Existing neural image/video codecs underutilize the optimization potential of vector quantization and decoder-side entropy gradients, limiting rate-distortion (R-D) performance. This work first reveals a strong correlation between entropy gradients and reconstruction error gradients, and proposes replacing the intractable true error gradient with a differentiable entropy gradient for end-to-end optimization. We theoretically and empirically demonstrate that uniform vector quantization outperforms non-uniform scalar quantization in this context. Leveraging this insight, we design a differentiable entropy modeling module integrated into standard neural codec architectures. Evaluated across multiple mainstream pretrained models, our method achieves 1–3% average bit-rate reduction at equivalent reconstruction quality, significantly improving the R-D performance of both conventional and learned codecs.

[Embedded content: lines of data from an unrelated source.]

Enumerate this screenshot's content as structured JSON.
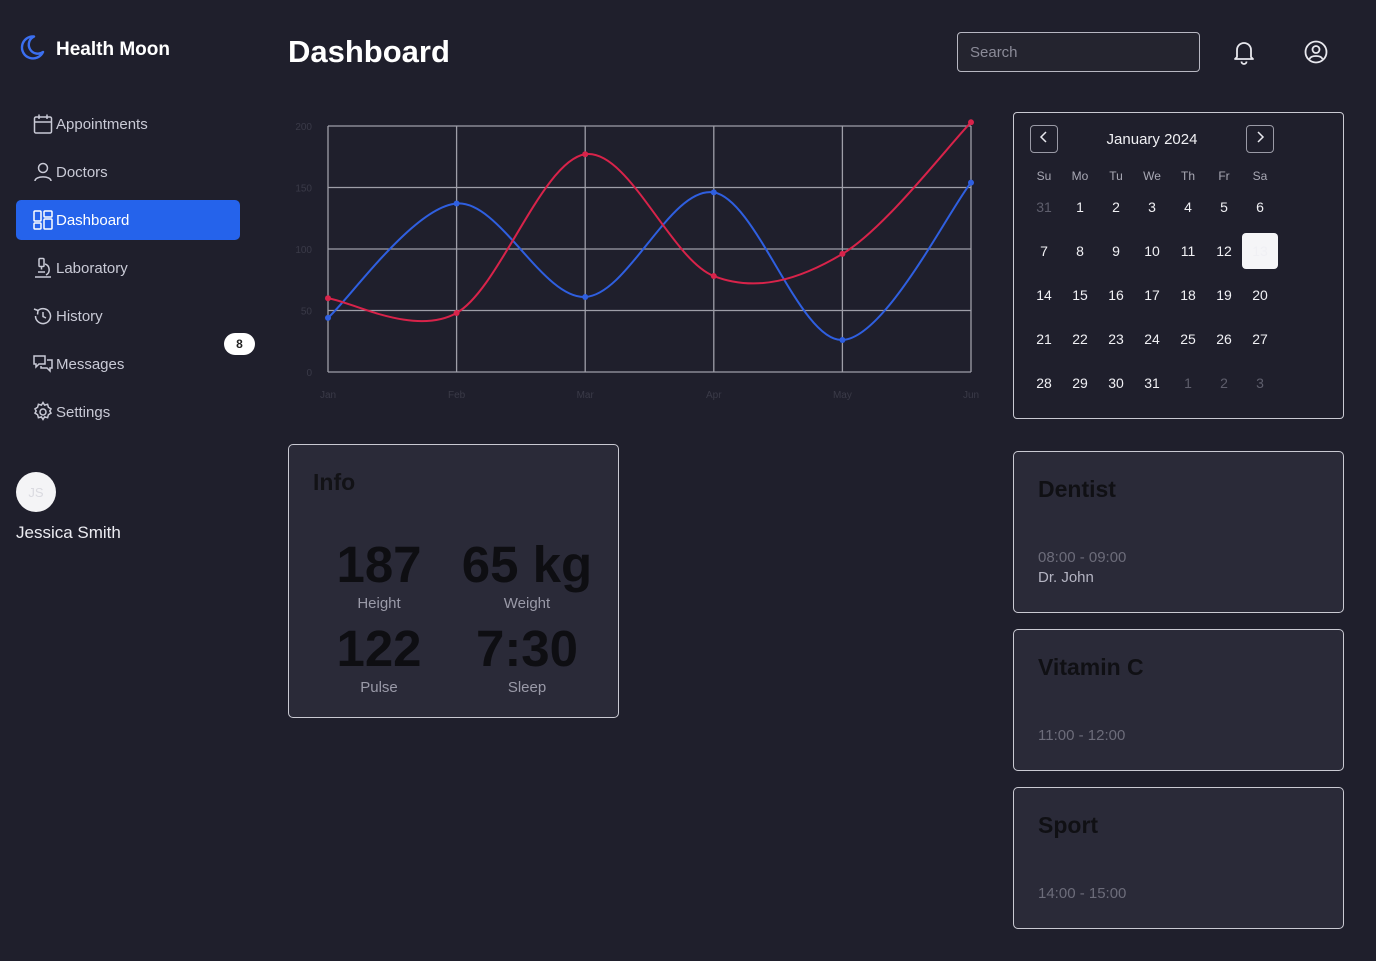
{
  "app": {
    "name": "Health Moon"
  },
  "sidebar": {
    "items": [
      {
        "label": "Appointments",
        "icon": "calendar-icon"
      },
      {
        "label": "Doctors",
        "icon": "user-icon"
      },
      {
        "label": "Dashboard",
        "icon": "dashboard-icon",
        "active": true
      },
      {
        "label": "Laboratory",
        "icon": "microscope-icon"
      },
      {
        "label": "History",
        "icon": "history-icon"
      },
      {
        "label": "Messages",
        "icon": "messages-icon"
      },
      {
        "label": "Settings",
        "icon": "gear-icon"
      }
    ],
    "messages_badge": "8"
  },
  "user": {
    "initials": "JS",
    "name": "Jessica Smith"
  },
  "header": {
    "title": "Dashboard",
    "search_placeholder": "Search"
  },
  "colors": {
    "accent": "#2563eb",
    "series_blue": "#2f5fe0",
    "series_red": "#d8234a",
    "background": "#1f1f2c",
    "card": "#2a2a38"
  },
  "chart_data": {
    "type": "line",
    "categories": [
      "Jan",
      "Feb",
      "Mar",
      "Apr",
      "May",
      "Jun"
    ],
    "ylim": [
      0,
      200
    ],
    "yticks": [
      0,
      50,
      100,
      150,
      200
    ],
    "grid": true,
    "series": [
      {
        "color": "#2f5fe0",
        "values": [
          44,
          137,
          61,
          146,
          26,
          154
        ]
      },
      {
        "color": "#d8234a",
        "values": [
          60,
          48,
          177,
          78,
          96,
          203
        ]
      }
    ]
  },
  "calendar": {
    "month": "January 2024",
    "weekdays": [
      "Su",
      "Mo",
      "Tu",
      "We",
      "Th",
      "Fr",
      "Sa"
    ],
    "days": [
      {
        "d": "31",
        "m": true
      },
      {
        "d": "1"
      },
      {
        "d": "2"
      },
      {
        "d": "3"
      },
      {
        "d": "4"
      },
      {
        "d": "5"
      },
      {
        "d": "6"
      },
      {
        "d": "7"
      },
      {
        "d": "8"
      },
      {
        "d": "9"
      },
      {
        "d": "10"
      },
      {
        "d": "11"
      },
      {
        "d": "12"
      },
      {
        "d": "13",
        "s": true
      },
      {
        "d": "14"
      },
      {
        "d": "15"
      },
      {
        "d": "16"
      },
      {
        "d": "17"
      },
      {
        "d": "18"
      },
      {
        "d": "19"
      },
      {
        "d": "20"
      },
      {
        "d": "21"
      },
      {
        "d": "22"
      },
      {
        "d": "23"
      },
      {
        "d": "24"
      },
      {
        "d": "25"
      },
      {
        "d": "26"
      },
      {
        "d": "27"
      },
      {
        "d": "28"
      },
      {
        "d": "29"
      },
      {
        "d": "30"
      },
      {
        "d": "31"
      },
      {
        "d": "1",
        "m": true
      },
      {
        "d": "2",
        "m": true
      },
      {
        "d": "3",
        "m": true
      }
    ]
  },
  "info": {
    "title": "Info",
    "stats": [
      {
        "value": "187",
        "label": "Height"
      },
      {
        "value": "65 kg",
        "label": "Weight"
      },
      {
        "value": "122",
        "label": "Pulse"
      },
      {
        "value": "7:30",
        "label": "Sleep"
      }
    ]
  },
  "events": [
    {
      "title": "Dentist",
      "time": "08:00 - 09:00",
      "doctor": "Dr. John"
    },
    {
      "title": "Vitamin C",
      "time": "11:00 - 12:00"
    },
    {
      "title": "Sport",
      "time": "14:00 - 15:00"
    }
  ]
}
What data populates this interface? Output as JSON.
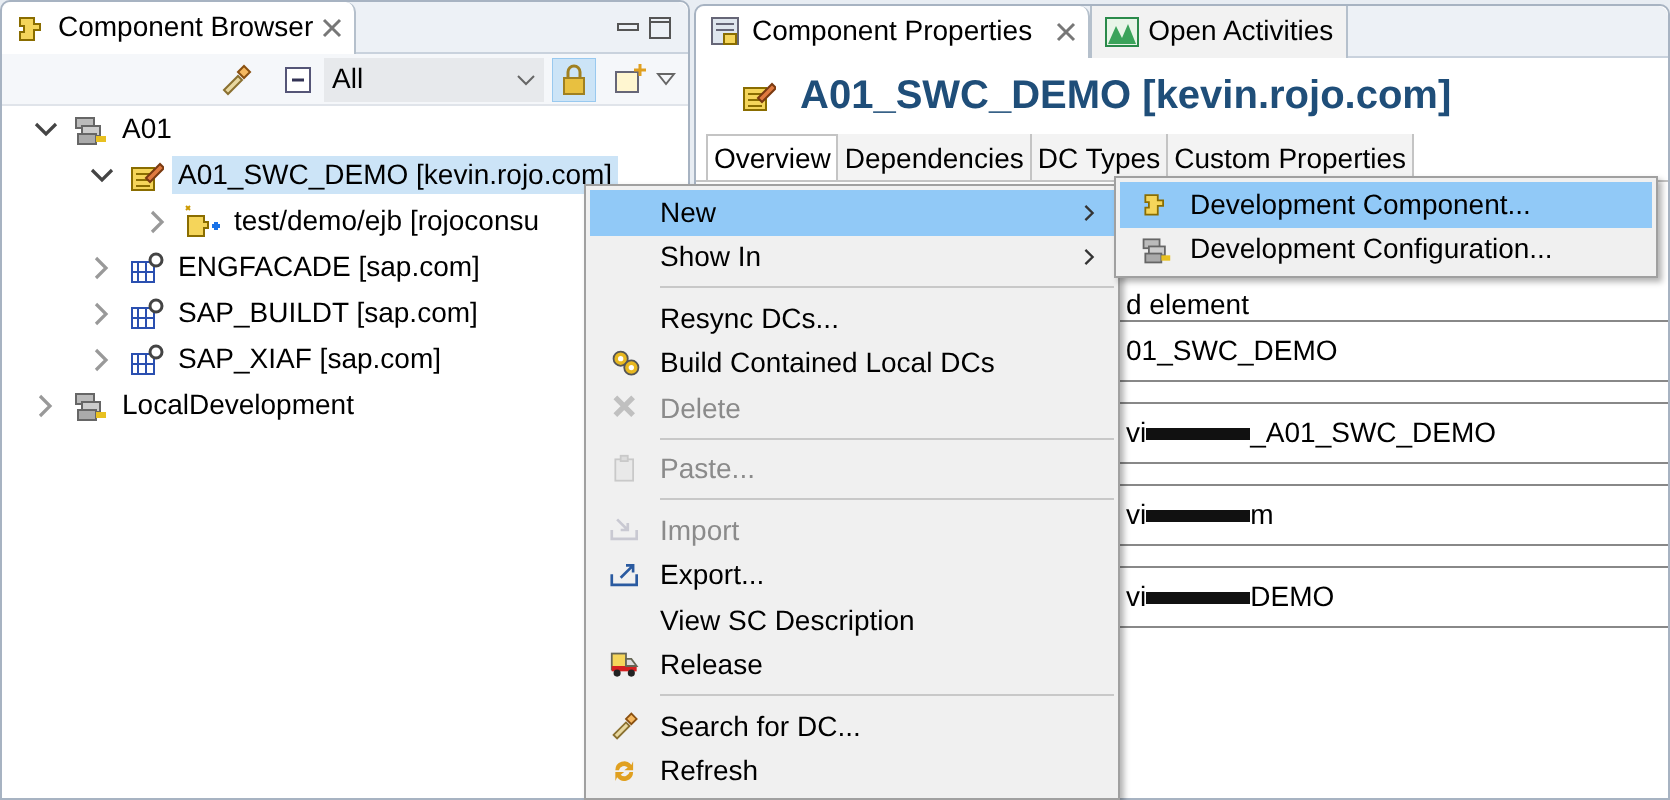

End-to-end image and video codecs are becoming increasingly competitive, compared to traditional compression techniques that have been developed through decades of manual engineering efforts. These trainable codecs have many advantages over traditional techniques, such as their straightforward adaptation to perceptual distortion metrics and high performance in specific fields thanks to their learning ability. However, current state-of-the-art neural codecs do not fully exploit the benefits of vector quantization and the existence of the entropy gradient in decoding devices. In this paper, we propose to leverage these two properties (vector quantization and entropy gradient) to improve the performance of off-the-shelf codecs. Firstly, we demonstrate that using non-uniform scalar quantization cannot improve performance over uniform quantization. We thus suggest using predefined optimal uniform vector quantization to improve performance. Secondly, we show that the entropy gradient, available at the decoder, is correlated with the reconstruction error gradient, which is not available at the decoder. We therefore use the former as a proxy to enhance compression performance. Our experimental results show that these approaches save between 1 to 3% of the rate for the same quality across various pretrained methods. In addition, the entropy gradient based solution improves traditional codec performance significantly as well.